2009: The International Year of the Shark
The Let Sharks Live Network
November 29th, 2008
2009: THE INTERNATIONAL YEAR OF THE SHARK
As the hands of the clock approach midnight for sharks, organizations working for their protection have joined forces in a global communication network named Let Sharks Live, and declared 2009 The International Year of the Shark. The motion aims to raise global awareness of their imminent extinction and the oceanic crisis at hand.
Recent findings of the Global Shark Assessment indicate that at current rates of decline, extinction of the most threatened species of shark is forecast in 10 to 15 years. In large regions, species that were once numerous have fallen to 1% of their original numbers, in a massacre comparable to that of the buffalo on the North American plains 200 years ago, but on a much larger scale. For example, in the Mediterranean Sea there is a 97 to 99.5% decline in shark numbers. Studies of oceanic sharks estimate 80 to 90% of heavily fished species are gone.
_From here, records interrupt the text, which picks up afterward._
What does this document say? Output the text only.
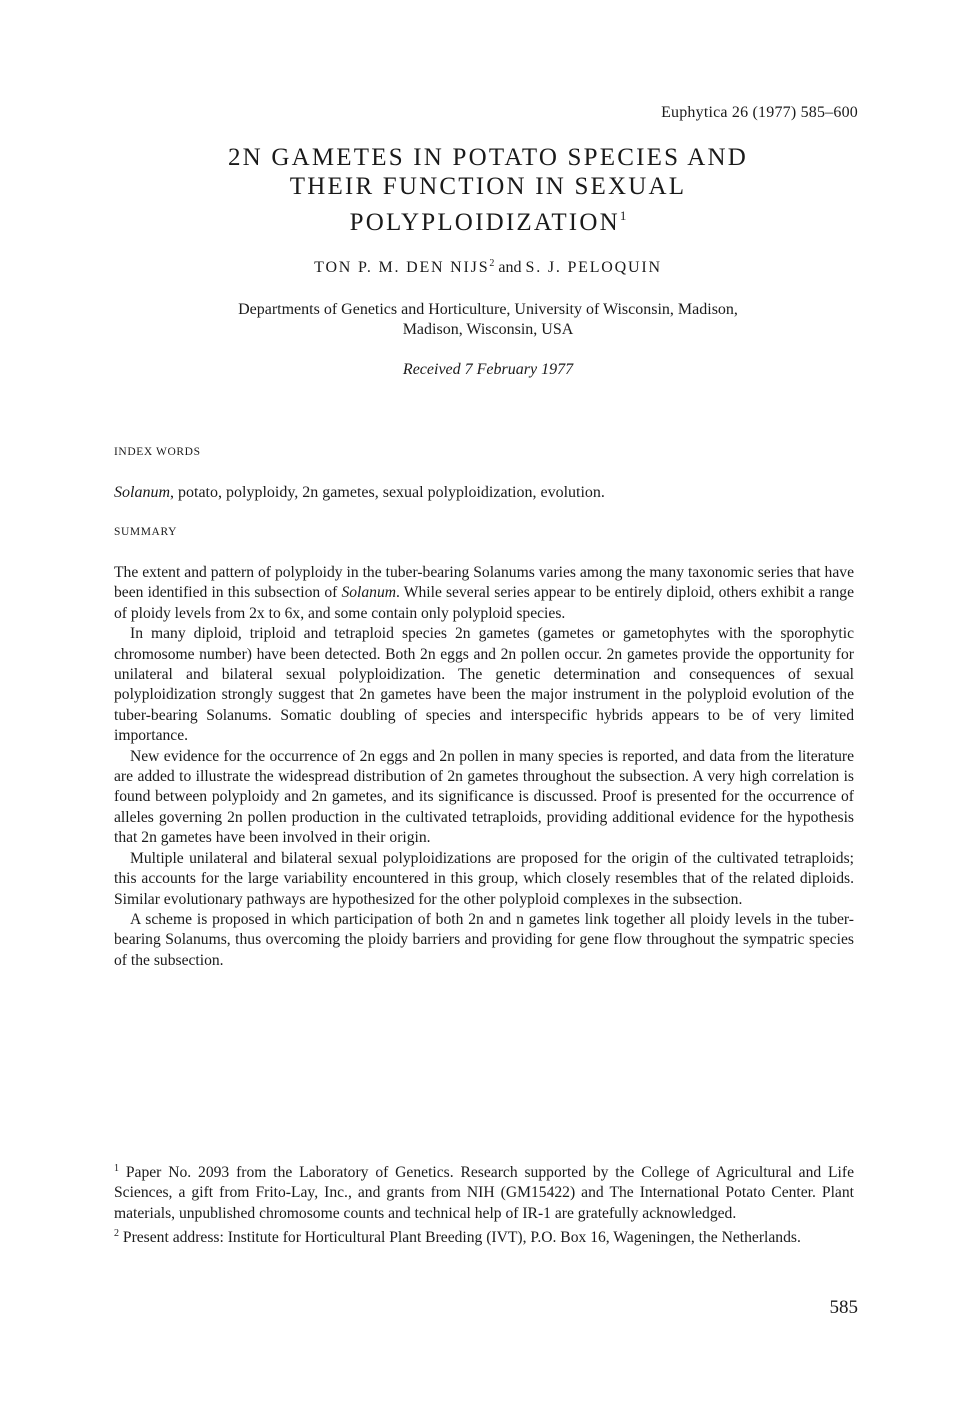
Euphytica 26 (1977) 585–600
2N GAMETES IN POTATO SPECIES AND
THEIR FUNCTION IN SEXUAL
POLYPLOIDIZATION$^1$
TON P. M. DEN NIJS$^2$ and S. J. PELOQUIN
Departments of Genetics and Horticulture, University of Wisconsin, Madison,
Madison, Wisconsin, USA
Received 7 February 1977
INDEX WORDS
Solanum, potato, polyploidy, 2n gametes, sexual polyploidization, evolution.
SUMMARY

The extent and pattern of polyploidy in the tuber-bearing Solanums varies among the many taxonomic series that have been identified in this subsection of Solanum. While several series appear to be entirely diploid, others exhibit a range of ploidy levels from 2x to 6x, and some contain only polyploid species.

In many diploid, triploid and tetraploid species 2n gametes (gametes or gametophytes with the sporophytic chromosome number) have been detected. Both 2n eggs and 2n pollen occur. 2n gametes provide the opportunity for unilateral and bilateral sexual polyploidization. The genetic determination and consequences of sexual polyploidization strongly suggest that 2n gametes have been the major instrument in the polyploid evolution of the tuber-bearing Solanums. Somatic doubling of species and interspecific hybrids appears to be of very limited importance.

New evidence for the occurrence of 2n eggs and 2n pollen in many species is reported, and data from the literature are added to illustrate the widespread distribution of 2n gametes throughout the subsection. A very high correlation is found between polyploidy and 2n gametes, and its significance is discussed. Proof is presented for the occurrence of alleles governing 2n pollen production in the cultivated tetraploids, providing additional evidence for the hypothesis that 2n gametes have been involved in their origin.

Multiple unilateral and bilateral sexual polyploidizations are proposed for the origin of the cultivated tetraploids; this accounts for the large variability encountered in this group, which closely resembles that of the related diploids. Similar evolutionary pathways are hypothesized for the other polyploid complexes in the subsection.

A scheme is proposed in which participation of both 2n and n gametes link together all ploidy levels in the tuber-bearing Solanums, thus overcoming the ploidy barriers and providing for gene flow throughout the sympatric species of the subsection.

$^1$ Paper No. 2093 from the Laboratory of Genetics. Research supported by the College of Agricultural and Life Sciences, a gift from Frito-Lay, Inc., and grants from NIH (GM15422) and The International Potato Center. Plant materials, unpublished chromosome counts and technical help of IR-1 are gratefully acknowledged.

$^2$ Present address: Institute for Horticultural Plant Breeding (IVT), P.O. Box 16, Wageningen, the Netherlands.

585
Yet these intelligent animals, also called the “Wolves of the Sea” are still fished intensively, and finned, usually while still alive, for shark fin soup.
“The oceans have evolved over hundreds of millions of years with sharks as apex predators, so their loss will destroy oceanic health.” Ila France Porcher, founder of the think tank network, explains.
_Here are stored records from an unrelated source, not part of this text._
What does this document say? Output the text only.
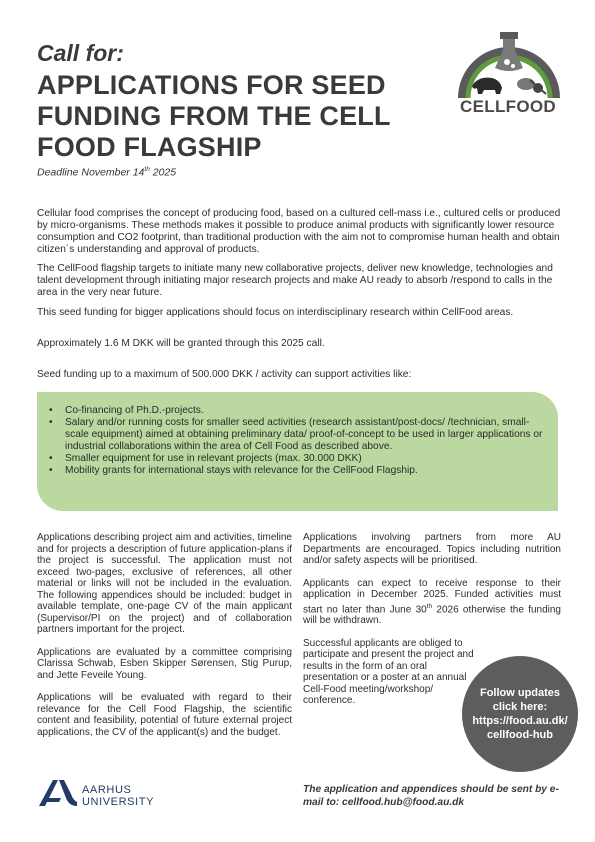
Call for:
APPLICATIONS FOR SEED FUNDING FROM THE CELL FOOD FLAGSHIP
Deadline November 14th 2025
CELLFOOD
Cellular food comprises the concept of producing food, based on a cultured cell-mass i.e., cultured cells or produced by micro-organisms. These methods makes it possible to produce animal products with significantly lower resource consumption and CO2 footprint, than traditional production with the aim not to compromise human health and obtain citizen´s understanding and approval of products.
The CellFood flagship targets to initiate many new collaborative projects, deliver new knowledge, technologies and talent development through initiating major research projects and make AU ready to absorb /respond to calls in the area in the very near future.
This seed funding for bigger applications should focus on interdisciplinary research within CellFood areas.
Approximately 1.6 M DKK will be granted through this 2025 call.
Seed funding up to a maximum of 500.000 DKK / activity can support activities like:
• Co-financing of Ph.D.-projects.
• Salary and/or running costs for smaller seed activities (research assistant/post-docs/ /technician, small-scale equipment) aimed at obtaining preliminary data/ proof-of-concept to be used in larger applications or industrial collaborations within the area of Cell Food as described above.
• Smaller equipment for use in relevant projects (max. 30.000 DKK)
• Mobility grants for international stays with relevance for the CellFood Flagship.

Applications describing project aim and activities, timeline and for projects a description of future application-plans if the project is successful. The application must not exceed two-pages, exclusive of references, all other material or links will not be included in the evaluation. The following appendices should be included: budget in available template, one-page CV of the main applicant (Supervisor/PI on the project) and of collaboration partners important for the project.

Applications are evaluated by a committee comprising Clarissa Schwab, Esben Skipper Sørensen, Stig Purup, and Jette Feveile Young.

Applications will be evaluated with regard to their relevance for the Cell Food Flagship, the scientific content and feasibility, potential of future external project applications, the CV of the applicant(s) and the budget.

Applications involving partners from more AU Departments are encouraged. Topics including nutrition and/or safety aspects will be prioritised.

Applicants can expect to receive response to their application in December 2025. Funded activities must start no later than June 30th 2026 otherwise the funding will be withdrawn.

Successful applicants are obliged to participate and present the project and results in the form of an oral presentation or a poster at an annual Cell-Food meeting/workshop/ conference.

Follow updates
click here:
https://food.au.dk/
cellfood-hub
AARHUS
UNIVERSITY
The application and appendices should be sent by e-mail to: cellfood.hub@food.au.dk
Some of the issues to be addressed include:
● Convincing the consumers of shark fin soup that shark finning is unsustainable and that the dish must be made using a substitute for the shark fins. Shark fin soup is a tasteless delicacy whose main use in the Far
East is to display high social status. If there is no market, the slaughter will cease.
● Educating the public regarding the true nature of sharks and their threatened status, to counter the effects of shark attack hysteria, as spread by the mass media, and which for years has posed a serious barrier to their protection.
● Obtaining protection for threatened species
● Solving the problem of the slaughter resulting from the use of shark nets and drum lines, used to protect beaches in some areas
● Reducing bycatch losses, and the Total Allowable Catch (TAC) limits defined in fisheries law
● Promoting marine protected areas, and enforcing protection of sharks within existing ones.
● Persuading shark fishermen to practise tag and release only, rather than killing the sharks they fish.
The threats sharks face in this modern world of human domination are daunting. The enormous scale of commercial longline fishing and bycatch,
the methodical massacre for shark fin soup, habitat loss and destruction, particularly of nursery areas, pollution, and a variety of smaller operations that have great impact taken together, are the main threats to the future of sharks.
"Our goal is to see the retreat of these magnificent animals from extinction's horizon."